(“Oh!” thinks Twemlow, with his eyes on Podsnap, “then there are only two of us, and he’s the other.”)

“I did hope,” Veneering goes on, “to have had Lady Tippins to meet you; but she is always in request, and is unfortunately engaged.”

(“Oh!” thinks Twemlow, with his eyes wandering, “then there are three of us, and she’s the other.”)

“Mortimer Lightwood,” resumes Veneering, “whom you both know, is out of town; but he writes, in his whimsical manner, that as we ask him to be bridegroom’s best man when the ceremony takes place, he will not refuse, though he doesn’t see what he has to do with it.”

(“Oh!” thinks Twemlow, with his eyes rolling, “then there are four of us, and he’s the other.”)

“Boots and Brewer,” observes Veneering, “whom you also know, I have not asked to-day; but I reserve them for the occasion.”

(“Then,” thinks Twemlow, with his eyes shut, “there are si — ” But here collapses and does not completely recover until dinner is over and the Analytical has been requested to withdraw.)

“We now come,” says Veneering, “to the point, the real point, of our little family consultation. Sophronia, having lost both father and mother, has no one to give her away.”

“Give her away yourself,” says Podsnap.

“My dear Podsnap, no. For three reasons. Firstly, because I couldn’t take so much upon myself when I have respected family friends to remember. Secondly, because I am not so vain as to think that I look the part. Thirdly, because Anastatia is a little superstitious on the subject and feels averse to my giving away anybody until baby is old enough to be married.”

“What would happen if he did?” Podsnap inquires of Mrs Veneering.

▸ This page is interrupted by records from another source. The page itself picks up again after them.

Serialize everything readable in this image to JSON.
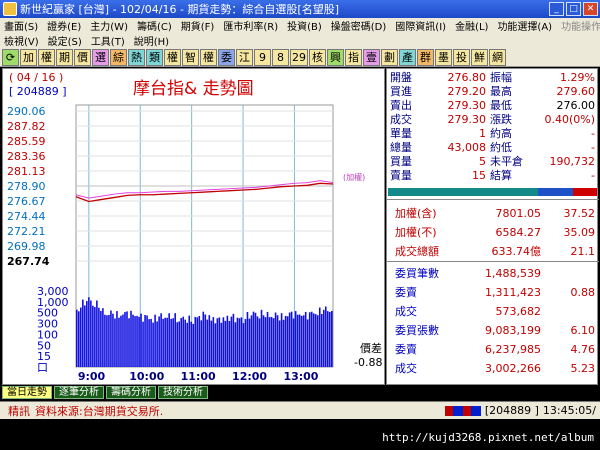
{
  "window": {
    "title": "新世紀贏家 [台灣]  - 102/04/16 - 期貨走勢：綜合自選股[名望股]"
  },
  "menu": {
    "row1": [
      "畫面(S)",
      "證券(E)",
      "主力(W)",
      "籌碼(C)",
      "期貨(F)",
      "匯市利率(R)",
      "投資(B)",
      "操盤密碼(D)",
      "國際資訊(I)",
      "金融(L)",
      "功能選擇(A)",
      "功能操作(K)"
    ],
    "row2": [
      "檢視(V)",
      "設定(S)",
      "工具(T)",
      "說明(H)"
    ]
  },
  "toolbar": {
    "buttons": [
      "⟳",
      "加",
      "權",
      "期",
      "價",
      "選",
      "綜",
      "熱",
      "類",
      "權",
      "智",
      "權",
      "委",
      "江",
      "9",
      "8",
      "29",
      "核",
      "興",
      "指",
      "壹",
      "劃",
      "產",
      "群",
      "墨",
      "投",
      "鮮",
      "網"
    ]
  },
  "chart": {
    "date": "( 04 / 16 )",
    "code": "[ 204889 ]",
    "title": "摩台指&  走勢圖",
    "ref_label": "(加權)",
    "price_ticks": [
      "290.06",
      "287.82",
      "285.59",
      "283.36",
      "281.13",
      "278.90",
      "276.67",
      "274.44",
      "272.21",
      "269.98",
      "267.74"
    ],
    "volume_ticks": [
      "3,000",
      "1,000",
      "500",
      "300",
      "100",
      "50",
      "15",
      "口"
    ],
    "time_ticks": [
      "9:00",
      "10:00",
      "11:00",
      "12:00",
      "13:00"
    ],
    "diff_label": "價差",
    "diff_value": "-0.88"
  },
  "chart_data": {
    "type": "line",
    "title": "摩台指&  走勢圖",
    "ylim": [
      267.74,
      290.06
    ],
    "x": [
      "8:45",
      "9:00",
      "9:15",
      "9:30",
      "9:45",
      "10:00",
      "10:15",
      "10:30",
      "10:45",
      "11:00",
      "11:15",
      "11:30",
      "11:45",
      "12:00",
      "12:15",
      "12:30",
      "12:45",
      "13:00",
      "13:15",
      "13:30",
      "13:45"
    ],
    "series": [
      {
        "name": "",
        "color": "#c00000",
        "values": [
          277.3,
          276.6,
          276.9,
          277.2,
          277.5,
          277.6,
          277.6,
          277.7,
          277.8,
          277.9,
          278.0,
          278.1,
          278.2,
          278.3,
          278.4,
          278.6,
          278.8,
          278.9,
          279.0,
          279.3,
          279.2
        ]
      },
      {
        "name": "(加權)",
        "color": "#e040e0",
        "values": [
          277.6,
          277.1,
          277.4,
          277.7,
          277.9,
          277.9,
          278.0,
          278.1,
          278.1,
          278.2,
          278.3,
          278.4,
          278.5,
          278.6,
          278.7,
          278.9,
          279.1,
          279.3,
          279.4,
          279.7,
          279.4
        ]
      }
    ],
    "volume_ylim": [
      0,
      3000
    ],
    "volume": [
      420,
      1350,
      380,
      260,
      310,
      220,
      180,
      240,
      190,
      150,
      260,
      140,
      210,
      170,
      320,
      260,
      220,
      300,
      250,
      380,
      520
    ]
  },
  "quote": {
    "rows": [
      {
        "l1": "開盤",
        "v1": "276.80",
        "l2": "振幅",
        "v2": "1.29%"
      },
      {
        "l1": "買進",
        "v1": "279.20",
        "l2": "最高",
        "v2": "279.60"
      },
      {
        "l1": "賣出",
        "v1": "279.30",
        "l2": "最低",
        "v2": "276.00"
      },
      {
        "l1": "成交",
        "v1": "279.30",
        "l2": "漲跌",
        "v2": "0.40(0%)"
      },
      {
        "l1": "單量",
        "v1": "1",
        "l2": "約高",
        "v2": "-"
      },
      {
        "l1": "總量",
        "v1": "43,008",
        "l2": "約低",
        "v2": "-"
      },
      {
        "l1": "買量",
        "v1": "5",
        "l2": "未平倉",
        "v2": "190,732"
      },
      {
        "l1": "賣量",
        "v1": "15",
        "l2": "結算",
        "v2": "-"
      }
    ],
    "index_rows": [
      {
        "label": "加權(含)",
        "value": "7801.05",
        "extra": "37.52"
      },
      {
        "label": "加權(不)",
        "value": "6584.27",
        "extra": "35.09"
      },
      {
        "label": "成交總額",
        "value": "633.74億",
        "extra": "21.1"
      }
    ],
    "order_rows": [
      {
        "label": "委買筆數",
        "value": "1,488,539",
        "extra": ""
      },
      {
        "label": "委賣",
        "value": "1,311,423",
        "extra": "0.88"
      },
      {
        "label": "成交",
        "value": "573,682",
        "extra": ""
      },
      {
        "label": "委買張數",
        "value": "9,083,199",
        "extra": "6.10"
      },
      {
        "label": "委賣",
        "value": "6,237,985",
        "extra": "4.76"
      },
      {
        "label": "成交",
        "value": "3,002,266",
        "extra": "5.23"
      }
    ]
  },
  "tabs": [
    "當日走勢",
    "逐筆分析",
    "籌碼分析",
    "技術分析"
  ],
  "status": {
    "left": "精訊",
    "source": "資料來源:台灣期貨交易所.",
    "code": "[204889 ]",
    "time": "13:45:05/"
  },
  "footer": {
    "url": "http://kujd3268.pixnet.net/album"
  }
}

“My dear Mr Podsnap, it’s very foolish I know, but I have an instinctive presentiment that if Hamilton gave away anybody else first, he would never give away baby.” Thus Mrs Veneering; with her open hands pressed together, and each of her eight aquiline fingers looking so very like her one aquiline nose that the bran-new jewels on them seem necessary for distinction’s sake.

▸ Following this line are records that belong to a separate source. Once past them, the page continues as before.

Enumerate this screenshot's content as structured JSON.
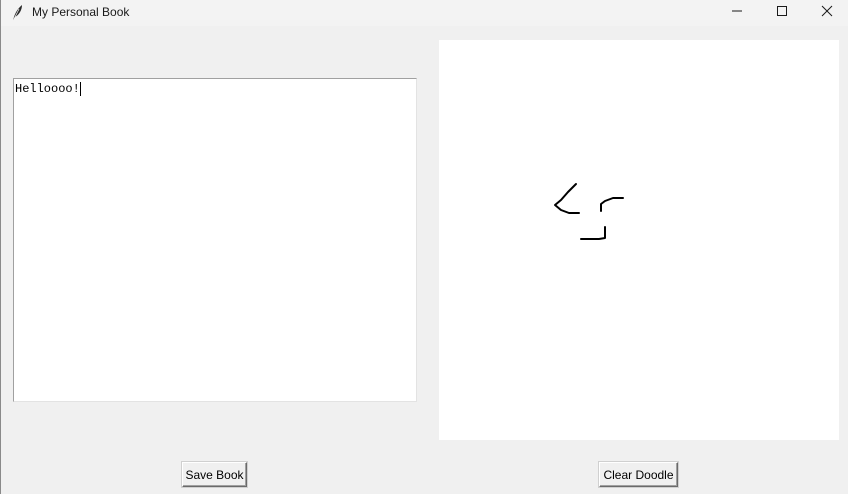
{
  "window": {
    "title": "My Personal Book",
    "icon": "feather-icon"
  },
  "controls": {
    "minimize_icon": "minimize-icon",
    "maximize_icon": "maximize-icon",
    "close_icon": "close-icon"
  },
  "editor": {
    "content": "Helloooo!"
  },
  "buttons": {
    "save_label": "Save Book",
    "clear_label": "Clear Doodle"
  },
  "colors": {
    "window_bg": "#f0f0f0",
    "canvas_bg": "#ffffff",
    "ink": "#000000"
  }
}
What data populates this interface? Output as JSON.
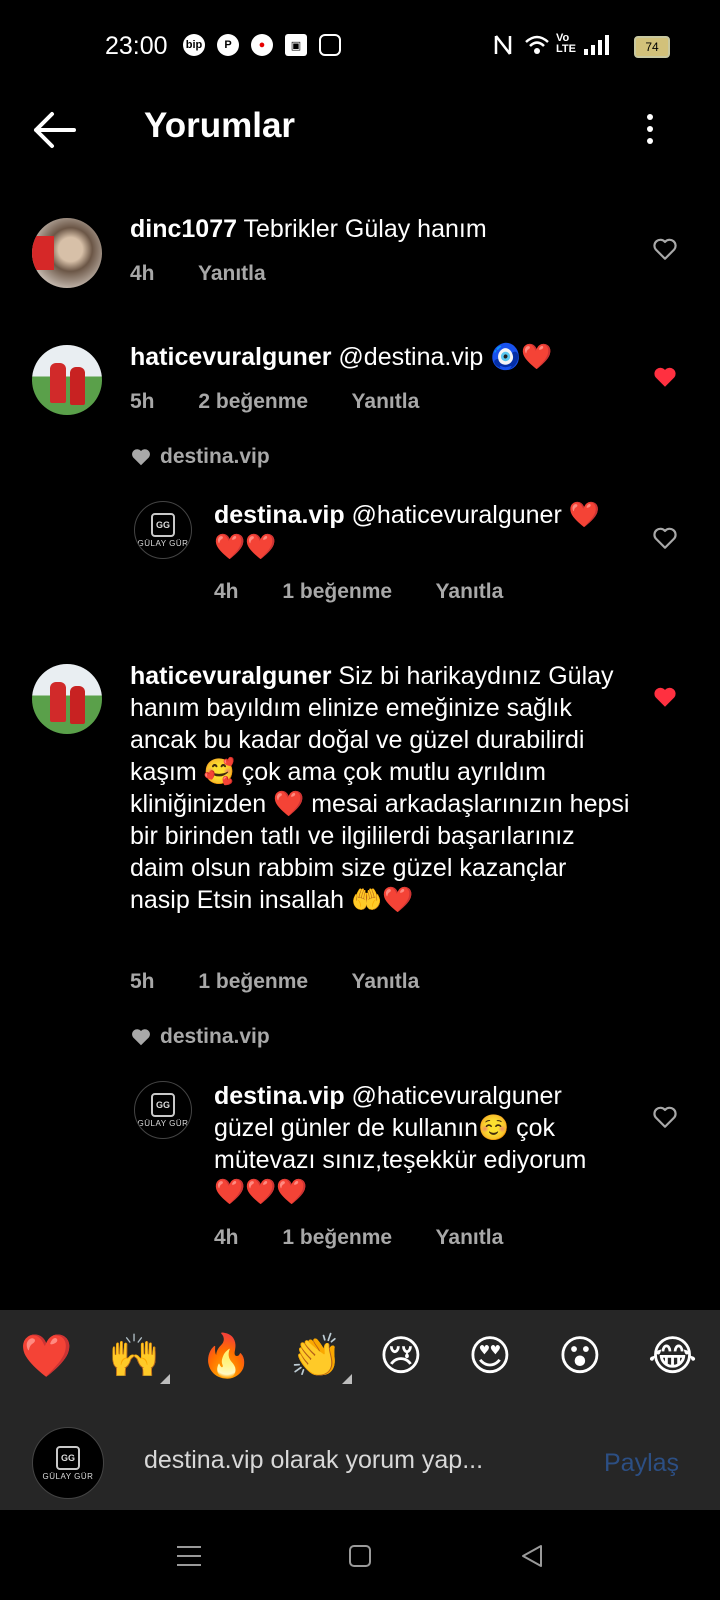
{
  "status_bar": {
    "time": "23:00",
    "app_icons": [
      "bip-icon",
      "pinterest-icon",
      "vodafone-icon",
      "box-icon",
      "instagram-icon"
    ],
    "volte": "Vo LTE",
    "battery": "74"
  },
  "header": {
    "title": "Yorumlar"
  },
  "comments": [
    {
      "username": "dinc1077",
      "text": "Tebrikler Gülay hanım",
      "time": "4h",
      "likes": "",
      "reply_label": "Yanıtla",
      "liked": false
    },
    {
      "username": "haticevuralguner",
      "text": "@destina.vip 🧿❤️",
      "time": "5h",
      "likes": "2 beğenme",
      "reply_label": "Yanıtla",
      "liked": true,
      "liked_by": "destina.vip",
      "reply": {
        "username": "destina.vip",
        "text": "@haticevuralguner ❤️❤️❤️",
        "time": "4h",
        "likes": "1 beğenme",
        "reply_label": "Yanıtla",
        "liked": false
      }
    },
    {
      "username": "haticevuralguner",
      "text": "Siz bi harikaydınız Gülay hanım bayıldım elinize emeğinize sağlık ancak bu kadar doğal ve güzel durabilirdi kaşım 🥰 çok ama çok mutlu ayrıldım kliniğinizden ❤️ mesai arkadaşlarınızın hepsi bir birinden tatlı ve ilgililerdi başarılarınız daim olsun rabbim size güzel kazançlar nasip Etsin insallah 🤲❤️",
      "time": "5h",
      "likes": "1 beğenme",
      "reply_label": "Yanıtla",
      "liked": true,
      "liked_by": "destina.vip",
      "reply": {
        "username": "destina.vip",
        "text": "@haticevuralguner güzel günler de kullanın☺️ çok mütevazı sınız,teşekkür ediyorum ❤️❤️❤️",
        "time": "4h",
        "likes": "1 beğenme",
        "reply_label": "Yanıtla",
        "liked": false
      }
    }
  ],
  "logo_text": {
    "mono": "GG",
    "word": "GÜLAY GÜR"
  },
  "emoji_bar": [
    "❤️",
    "🙌",
    "🔥",
    "👏",
    "😢",
    "😍",
    "😮",
    "😂"
  ],
  "input": {
    "placeholder": "destina.vip olarak yorum yap...",
    "share_label": "Paylaş"
  },
  "colors": {
    "background": "#000000",
    "liked_heart": "#ff3040",
    "secondary_text": "#a8a8a8",
    "panel": "#262626",
    "share_disabled": "#2c4f84"
  }
}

“But, my dear Podsnap,” quoth Veneering, “there is a tried friend of our family who, I think and hope you will agree with me, Podsnap, is the friend on whom this agreeable duty almost naturally devolves. That friend,” saying the words as if the company were about a hundred and fifty in number, “is now among us. That friend is Twemlow.”

“Certainly!” From Podsnap.

“That friend,” Veneering repeats with greater firmness, “is our dear good Twemlow. And I cannot sufficiently express to you, my dear Podsnap, the pleasure I feel in having this opinion of mine and Anastatia’s so readily confirmed by you, that other equally familiar and tried friend who stands in the proud position — I mean who proudly stands in the position — or I ought rather to say, who places Anastatia and myself in the proud position of himself standing in the simple position — of baby’s godfather.” And, indeed, Veneering is much relieved in mind to find that Podsnap betrays no jealousy of Twemlow’s elevation.

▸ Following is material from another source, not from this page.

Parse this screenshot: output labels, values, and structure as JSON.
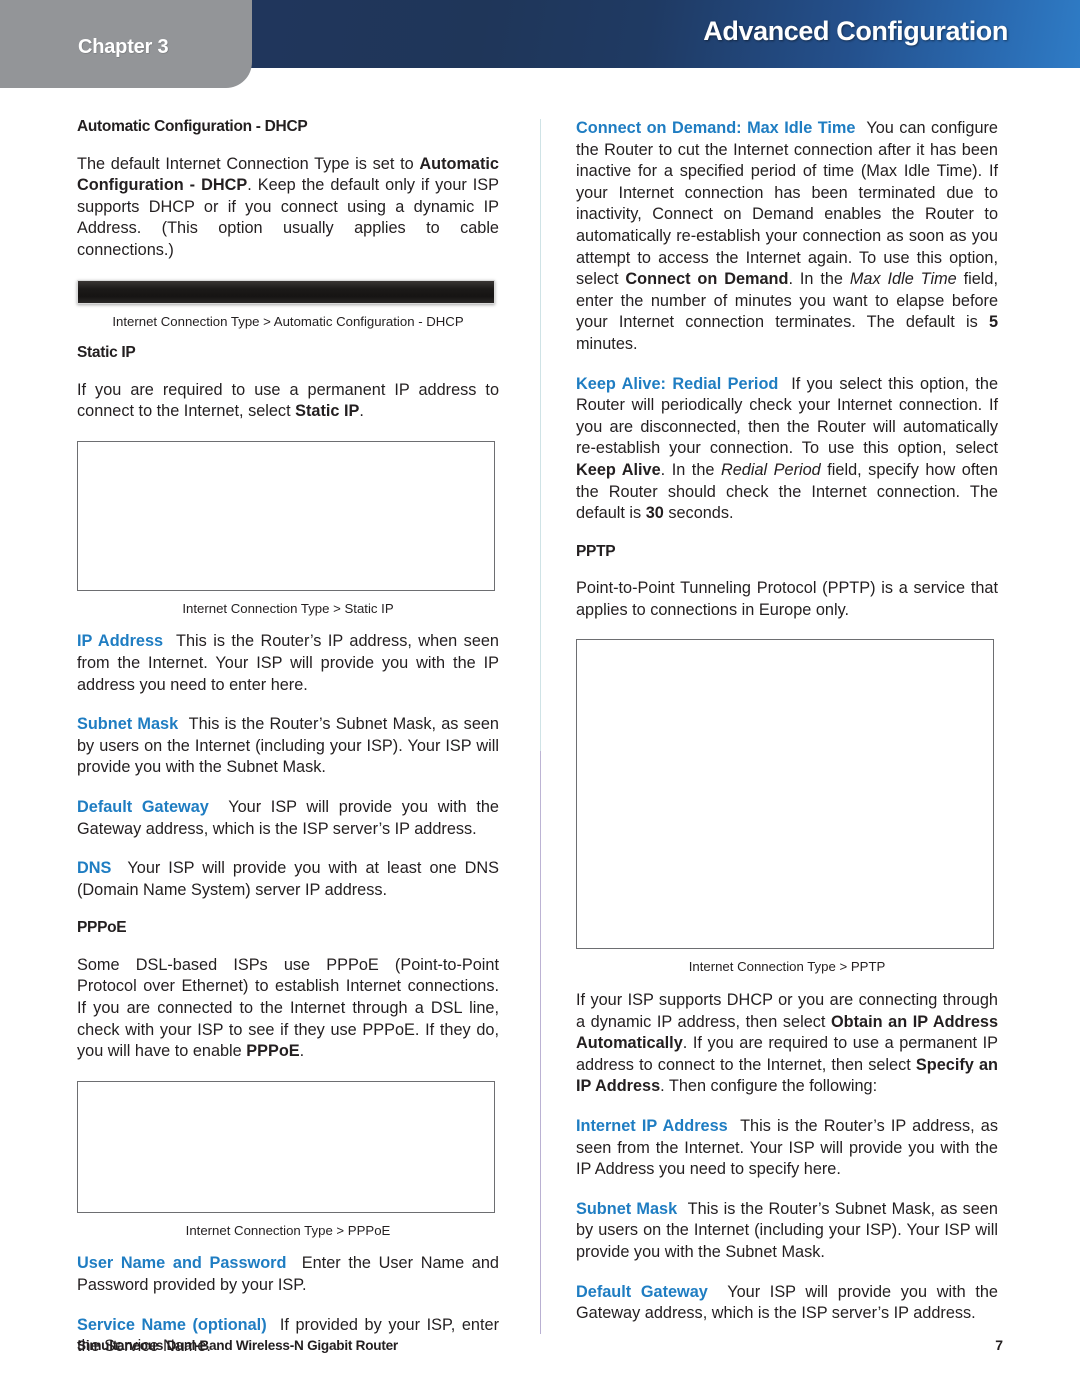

So, it has come to pass that the spring-van is strewing flowers on the rosy hours and on the staircase, and that Twemlow is surveying the groundon which he is to play his distinguished part to-morrow. He has already been to the church, and taken note of the various impediments in the aisle, under the auspices of an extremely dreary widow who opens the pews, and whose left hand appears to be in a state of acute rheumatism, but is in fact voluntarily doubled up to act as a money-box.